劇場公開日 1955年11月22日

「衝撃」生きものの記録 えらさんの映画レビュー(感想・評価)

3.5衝撃

2014年10月27日
iPhoneアプリから投稿
鑑賞方法:DVD/BD

怖い

黒澤作品のDVDに入ってる五分で全作品を一通り紹介する映像、あれを見て一番気になっていたのがこの作品でした。見終わった後の衝撃度は黒澤作品随一でしょう。問題作と形容するのが相応しい。

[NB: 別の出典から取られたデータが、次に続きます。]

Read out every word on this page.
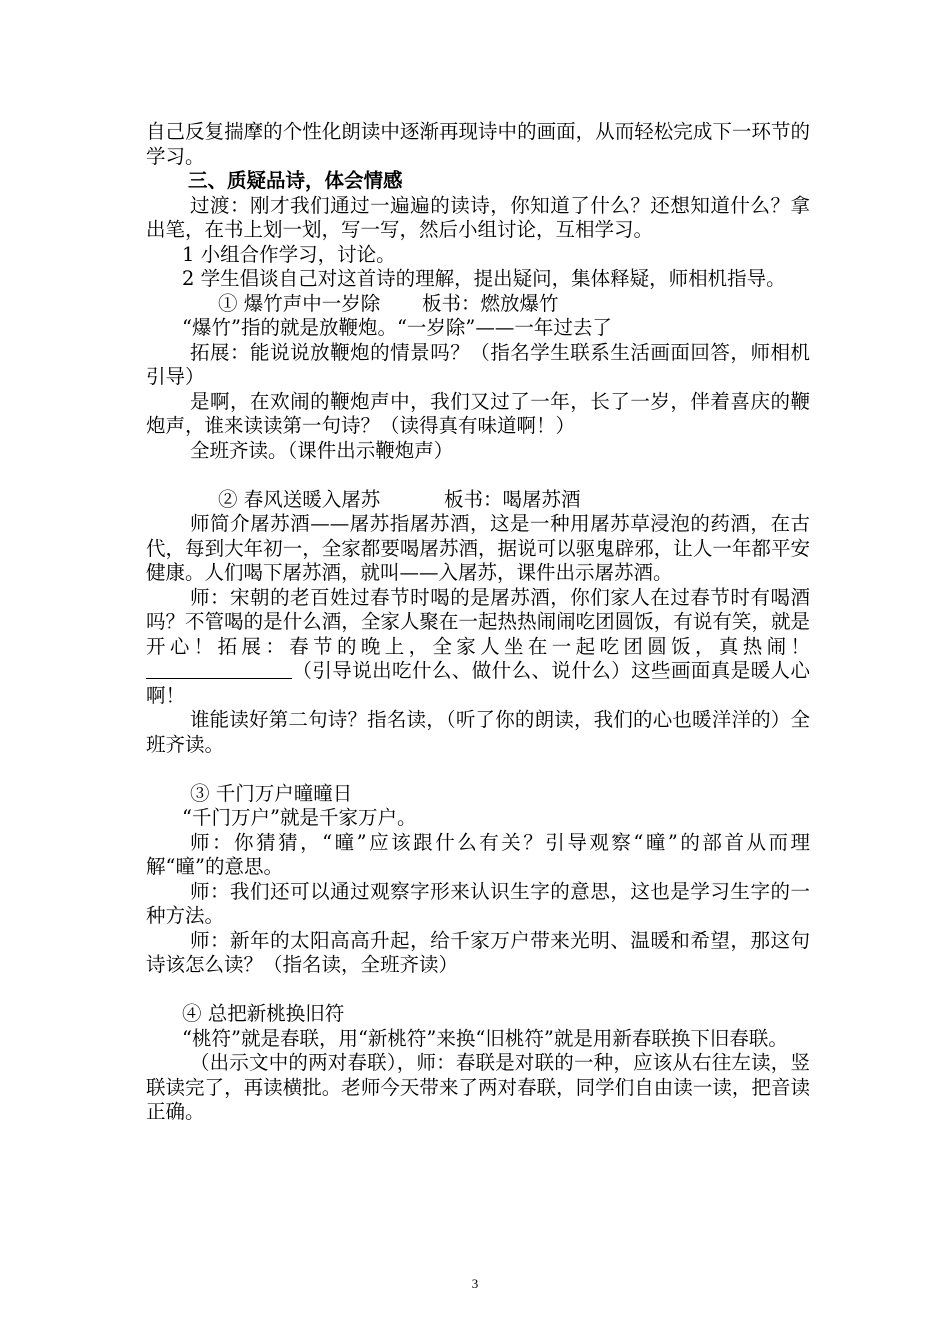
自己反复揣摩的个性化朗读中逐渐再现诗中的画面，从而轻松完成下一环节的学习。

三、质疑品诗，体会情感

过渡：刚才我们通过一遍遍的读诗，你知道了什么？还想知道什么？拿出笔，在书上划一划，写一写，然后小组讨论，互相学习。

1 小组合作学习，讨论。

2 学生倡谈自己对这首诗的理解，提出疑问，集体释疑，师相机指导。

① 爆竹声中一岁除 板书：燃放爆竹

“爆竹”指的就是放鞭炮。“一岁除”——一年过去了

拓展：能说说放鞭炮的情景吗？（指名学生联系生活画面回答，师相机引导）

是啊，在欢闹的鞭炮声中，我们又过了一年，长了一岁，伴着喜庆的鞭炮声，谁来读读第一句诗？（读得真有味道啊！）

全班齐读。（课件出示鞭炮声）

② 春风送暖入屠苏	板书：喝屠苏酒

师简介屠苏酒——屠苏指屠苏酒，这是一种用屠苏草浸泡的药酒，在古代，每到大年初一，全家都要喝屠苏酒，据说可以驱鬼辟邪，让人一年都平安健康。人们喝下屠苏酒，就叫——入屠苏，课件出示屠苏酒。

师：宋朝的老百姓过春节时喝的是屠苏酒，你们家人在过春节时有喝酒吗？不管喝的是什么酒，全家人聚在一起热热闹闹吃团圆饭，有说有笑，就是开心！拓展：春节的晚上，全家人坐在一起吃团圆饭，真热闹！（引导说出吃什么、做什么、说什么）这些画面真是暖人心啊！

谁能读好第二句诗？指名读，（听了你的朗读，我们的心也暖洋洋的）全班齐读。

③ 千门万户曈曈日

“千门万户”就是千家万户。

师：你猜猜，“曈”应该跟什么有关？引导观察“曈”的部首从而理解“曈”的意思。

师：我们还可以通过观察字形来认识生字的意思，这也是学习生字的一种方法。

师：新年的太阳高高升起，给千家万户带来光明、温暖和希望，那这句诗该怎么读？（指名读，全班齐读）

④ 总把新桃换旧符

“桃符”就是春联，用“新桃符”来换“旧桃符”就是用新春联换下旧春联。

（出示文中的两对春联），师：春联是对联的一种，应该从右往左读，竖联读完了，再读横批。老师今天带来了两对春联，同学们自由读一读，把音读正确。

3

見る前は三船が科学者が何かの役なのかなどと安直な想像をしていましたが、そこはさすが。志村喬演じる家庭裁判所の調停委員(今の裁判員みたいなものなのでしょうか)を置くことで第三者のフラットな視点から問題を見ることができます。当時35歳の三船が演じた70の老人が徐々に狂っていく様がおぞましい。しかしラストシーンで我々は「おかしいのは自分たちなのでは?」と思わざるを得ない作りになっている。これは志村のキャラがなければ成り立たなかったでしょう。見た後に観客がしばらくこの映画のこと、ひいては水爆及び放射能の問題について考えさせるためにあのような印象的なラストシーンにしたのでしょう。興行面では失敗してしまったそうですが、見た人の中には必ずや残り続ける作品であると思います。3.11以前に見ていた人たちが羨ましい!